Exhibit A: the Love Books launch of Shirley Gunn and Shanil Haricharan's Voices from the Underground: Eighteen Life Stories from Umkhonto We Sizwe’s Ashley Kriel Detachment back in October 2019 which was ultimately hosted in Service Station. (That's some crowd, nè?)
Book launches DCE:
Everyone's favourite mode of lockdown-communication (howzit, Zoom!), Facebook's video streaming services and Instagram LIVE have all been employed by publishers as URL alternatives to the IRL experience.
And yes, virtual launches don't offer you the opportunity to pose for a selfie with the author or to rehearse your pseudo-intellectual question during the panel discussion, only to fluff it after hesitantly raising your hand and inarticulately posing said question to the scribe come Q&A session. (I'm an erudite English major, promise.)
And no, the digital nature thereof doesn't detract from the true purpose of a book launch: the opportunity for a writer to consider their craft before a receptive and appreciative audience.
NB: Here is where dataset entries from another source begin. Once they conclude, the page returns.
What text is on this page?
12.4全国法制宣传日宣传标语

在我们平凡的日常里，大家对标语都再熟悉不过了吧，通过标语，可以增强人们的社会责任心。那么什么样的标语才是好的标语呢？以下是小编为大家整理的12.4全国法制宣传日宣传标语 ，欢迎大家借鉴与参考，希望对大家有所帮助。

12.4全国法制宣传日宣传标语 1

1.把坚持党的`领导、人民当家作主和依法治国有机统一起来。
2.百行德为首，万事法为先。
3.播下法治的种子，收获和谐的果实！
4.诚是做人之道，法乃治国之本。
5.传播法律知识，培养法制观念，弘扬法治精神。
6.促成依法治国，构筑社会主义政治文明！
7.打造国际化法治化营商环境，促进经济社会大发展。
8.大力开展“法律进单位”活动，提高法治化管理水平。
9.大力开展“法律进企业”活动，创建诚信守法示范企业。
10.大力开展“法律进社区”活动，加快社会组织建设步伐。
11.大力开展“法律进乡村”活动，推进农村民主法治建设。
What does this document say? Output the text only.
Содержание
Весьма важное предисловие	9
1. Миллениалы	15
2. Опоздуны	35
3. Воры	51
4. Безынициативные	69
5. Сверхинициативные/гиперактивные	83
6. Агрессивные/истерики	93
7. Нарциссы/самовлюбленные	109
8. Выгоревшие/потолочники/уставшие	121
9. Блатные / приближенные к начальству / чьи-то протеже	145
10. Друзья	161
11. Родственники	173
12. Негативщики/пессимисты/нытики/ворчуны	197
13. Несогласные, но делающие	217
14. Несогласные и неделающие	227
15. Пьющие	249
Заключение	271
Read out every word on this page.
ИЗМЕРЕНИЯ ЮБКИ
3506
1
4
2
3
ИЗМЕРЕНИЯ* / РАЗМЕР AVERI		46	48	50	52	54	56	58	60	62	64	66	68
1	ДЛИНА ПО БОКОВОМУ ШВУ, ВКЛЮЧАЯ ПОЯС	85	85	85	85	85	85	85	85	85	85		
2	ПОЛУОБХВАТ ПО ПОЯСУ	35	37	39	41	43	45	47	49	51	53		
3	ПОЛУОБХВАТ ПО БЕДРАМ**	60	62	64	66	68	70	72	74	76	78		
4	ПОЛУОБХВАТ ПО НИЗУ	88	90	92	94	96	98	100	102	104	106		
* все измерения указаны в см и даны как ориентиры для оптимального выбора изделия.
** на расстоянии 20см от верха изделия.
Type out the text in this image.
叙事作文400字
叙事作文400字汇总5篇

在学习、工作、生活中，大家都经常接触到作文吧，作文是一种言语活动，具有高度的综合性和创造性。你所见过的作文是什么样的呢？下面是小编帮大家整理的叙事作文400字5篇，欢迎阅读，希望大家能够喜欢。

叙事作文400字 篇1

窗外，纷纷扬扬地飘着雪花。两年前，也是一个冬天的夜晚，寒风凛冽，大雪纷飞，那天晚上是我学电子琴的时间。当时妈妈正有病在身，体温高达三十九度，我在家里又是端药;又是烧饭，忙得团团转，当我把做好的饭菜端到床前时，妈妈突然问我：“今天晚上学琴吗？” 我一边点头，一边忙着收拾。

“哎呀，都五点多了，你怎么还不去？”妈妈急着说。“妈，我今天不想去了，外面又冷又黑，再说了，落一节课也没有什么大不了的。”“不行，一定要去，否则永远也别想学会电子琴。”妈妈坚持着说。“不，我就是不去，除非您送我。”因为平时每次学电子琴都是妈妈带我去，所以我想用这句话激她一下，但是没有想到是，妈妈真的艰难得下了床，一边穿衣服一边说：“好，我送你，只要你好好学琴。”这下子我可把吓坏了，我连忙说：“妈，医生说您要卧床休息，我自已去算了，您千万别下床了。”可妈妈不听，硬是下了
Plus, those who suffer from mic fright have found solace in responding with emojis as opposed to literally voicing their opinions. (See above.)
But sho (Madjozi), being surrounded by fellow bibliophiles while listening to an author chat about their writerly adroitness is as sorely missed as Marlboro Golds. (*cue "no woman, no cry/no skyf, no gwaai / Sharps aren't a vibe"*.)
Oh, and forget Madonna's 1992 classic Sex, for hygiene spray is your new coffee table centrepiece.
Two masked millennials entered as the woman with the budding bibliophiles took their leave (in keeping with the "maximum of five people in the shop at one time" rule).
Neither of the kiddies seemed to have made up their minds about which books they'd be keen to read, but as the lady accompanying them said in a reassuring tone: "It's okay, we can come back tomorrow."
And, yoh, did those seven words not resonate with boekwurms throughout this nca country of ours, for to paraphrase the immortal words of one Arnie Schwarzenegger: "We'll most certainly be back."